Further, in such places as Philippines and Indonesia, native women were made to be comfort women. Research by Professor Aiko Kurasawa shows that the recruitment of comfort women in Indonesia was often done through the heads of residential districts or neighborhood groups. The general pattern seems to have been that village officials would receive a request from the occupying forces, and would act on the request. It was recognized that it was not uncommon for women to be taken against their will.
It is well known that in Indonesia some Dutch women internees were taken to comfort stations. According to Dutch government's report, one third, or one fifth of them were coerced into becoming comfort women. The case at Semarang was tried in a war crime tribunal and a Japanese officer was executed.

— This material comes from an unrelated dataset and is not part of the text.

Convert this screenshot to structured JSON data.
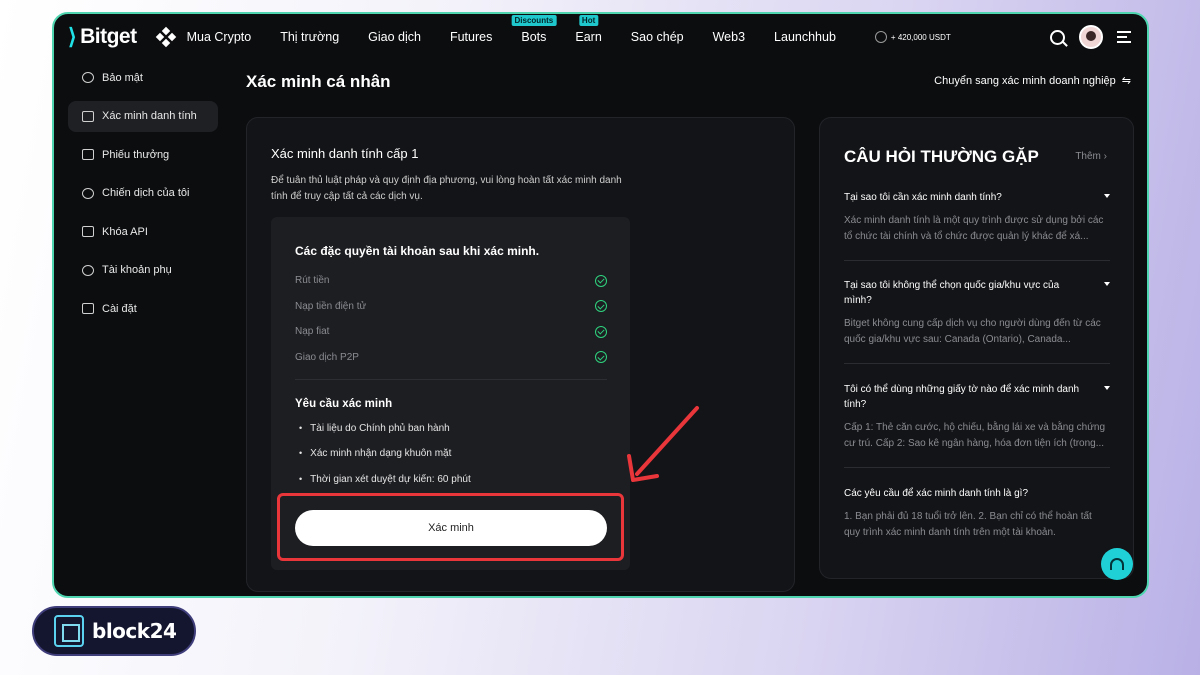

When many comfort women worked in comfort stations managed by private managers and set up in city areas and garrison sites, it is recognized that in rural areas many of the native women were raped and abducted to Japanese garrisons buildings and were raped continuously there for a certain period of time. Those victims who suffered most from formidable violence can be also redeemed as anothr comfort women who were forced to provide sexual services to officers and men. In Phillipines, especially, violence against women was frequent.